2. The structure identification system according to claim 1, wherein the grouping unit classifies multiple images included within a predetermined time range into the same group.
3. The structure identification system according to claim 1, wherein the grouping unit classifies a plurality of images included within a predetermined position range into the same group.
4. The structure identification system according to claim 1, wherein the grouping unit classifies a plurality of images into groups of the same structure number identified by the identification unit.
5. A structure identification system according to any one of claims 1 to 4, comprising a selection unit that selects the optimal image from a plurality of images classified according to the aforementioned group.
6. The structure identification system according to claim 5, wherein the selection unit selects an image in which the center of the structure region extracted by the extraction unit is close to a predetermined position in the lateral direction of the image.
7. The structure identification system according to claim 5, wherein the selection unit selects an image in which the upper end of the structure region extracted by the extraction unit is included in a predetermined range below the upper end of the image.
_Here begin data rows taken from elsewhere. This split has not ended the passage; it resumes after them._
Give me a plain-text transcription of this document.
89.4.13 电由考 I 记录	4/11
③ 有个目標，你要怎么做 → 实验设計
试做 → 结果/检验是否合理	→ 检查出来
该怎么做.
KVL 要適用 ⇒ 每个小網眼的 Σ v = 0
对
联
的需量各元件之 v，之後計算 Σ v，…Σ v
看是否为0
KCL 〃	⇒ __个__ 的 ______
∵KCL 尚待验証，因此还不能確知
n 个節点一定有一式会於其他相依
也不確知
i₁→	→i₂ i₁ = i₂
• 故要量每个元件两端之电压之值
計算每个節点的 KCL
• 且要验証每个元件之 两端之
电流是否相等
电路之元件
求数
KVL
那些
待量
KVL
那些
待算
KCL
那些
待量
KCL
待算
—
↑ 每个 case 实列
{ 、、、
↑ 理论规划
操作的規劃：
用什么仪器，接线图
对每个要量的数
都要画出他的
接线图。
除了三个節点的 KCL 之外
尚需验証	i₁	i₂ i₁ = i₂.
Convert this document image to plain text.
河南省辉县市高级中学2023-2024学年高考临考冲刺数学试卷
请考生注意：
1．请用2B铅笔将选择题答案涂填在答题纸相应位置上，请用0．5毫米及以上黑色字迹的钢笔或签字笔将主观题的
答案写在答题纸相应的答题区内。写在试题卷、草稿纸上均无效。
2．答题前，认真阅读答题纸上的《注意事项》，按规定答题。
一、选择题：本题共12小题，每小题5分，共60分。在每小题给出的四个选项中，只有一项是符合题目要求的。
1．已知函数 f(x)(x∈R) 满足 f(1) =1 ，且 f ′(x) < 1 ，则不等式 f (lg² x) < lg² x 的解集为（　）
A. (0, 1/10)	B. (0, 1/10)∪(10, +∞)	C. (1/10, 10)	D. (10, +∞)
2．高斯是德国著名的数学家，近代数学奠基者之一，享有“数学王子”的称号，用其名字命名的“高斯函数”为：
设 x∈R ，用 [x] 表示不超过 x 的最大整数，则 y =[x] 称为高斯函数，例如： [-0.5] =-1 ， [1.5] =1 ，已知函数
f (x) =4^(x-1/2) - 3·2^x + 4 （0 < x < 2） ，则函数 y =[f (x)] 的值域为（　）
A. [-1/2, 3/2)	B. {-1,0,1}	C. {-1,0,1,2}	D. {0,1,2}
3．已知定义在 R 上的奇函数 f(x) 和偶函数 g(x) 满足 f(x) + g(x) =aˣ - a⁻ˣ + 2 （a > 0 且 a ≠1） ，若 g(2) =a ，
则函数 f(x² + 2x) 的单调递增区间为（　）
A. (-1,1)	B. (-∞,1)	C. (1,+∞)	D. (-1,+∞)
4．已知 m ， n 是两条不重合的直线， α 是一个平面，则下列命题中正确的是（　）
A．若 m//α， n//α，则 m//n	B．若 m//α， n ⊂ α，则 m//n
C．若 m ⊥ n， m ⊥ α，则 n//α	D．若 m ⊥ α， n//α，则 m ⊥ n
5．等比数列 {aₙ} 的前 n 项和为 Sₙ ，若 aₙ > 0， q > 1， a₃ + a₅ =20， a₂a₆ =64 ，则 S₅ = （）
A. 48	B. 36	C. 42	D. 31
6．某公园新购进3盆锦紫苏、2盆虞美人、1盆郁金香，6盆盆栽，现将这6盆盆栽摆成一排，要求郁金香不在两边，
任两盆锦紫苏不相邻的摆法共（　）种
8. Computers The process involves extracting a structural region, including structures, from an image captured by an imaging unit mounted on the vehicle, and A step of acquiring the position information of the vehicle or imaging unit at the time the aforementioned image was captured, The steps include identifying a structure number that identifies a structure included in the structure region extracted based on the acquired location information, The steps include classifying multiple images captured by the imaging unit into groups, The steps include outputting the aforementioned multiple images and identified structure numbers for each group, A method for identifying structures, including the method described above.
9. On the computer, The process involves extracting a structural region, including structures, from an image captured by an imaging unit mounted on the vehicle, and A step of acquiring the position information of the vehicle or imaging unit at the time the aforementioned image was captured, The steps include identifying a structure number that identifies a structure included in the structure region extracted based on the acquired location information, The steps include classifying multiple images captured by the imaging unit into groups, The steps include outputting the aforementioned multiple images and identified structure numbers for each group, A program that executes something.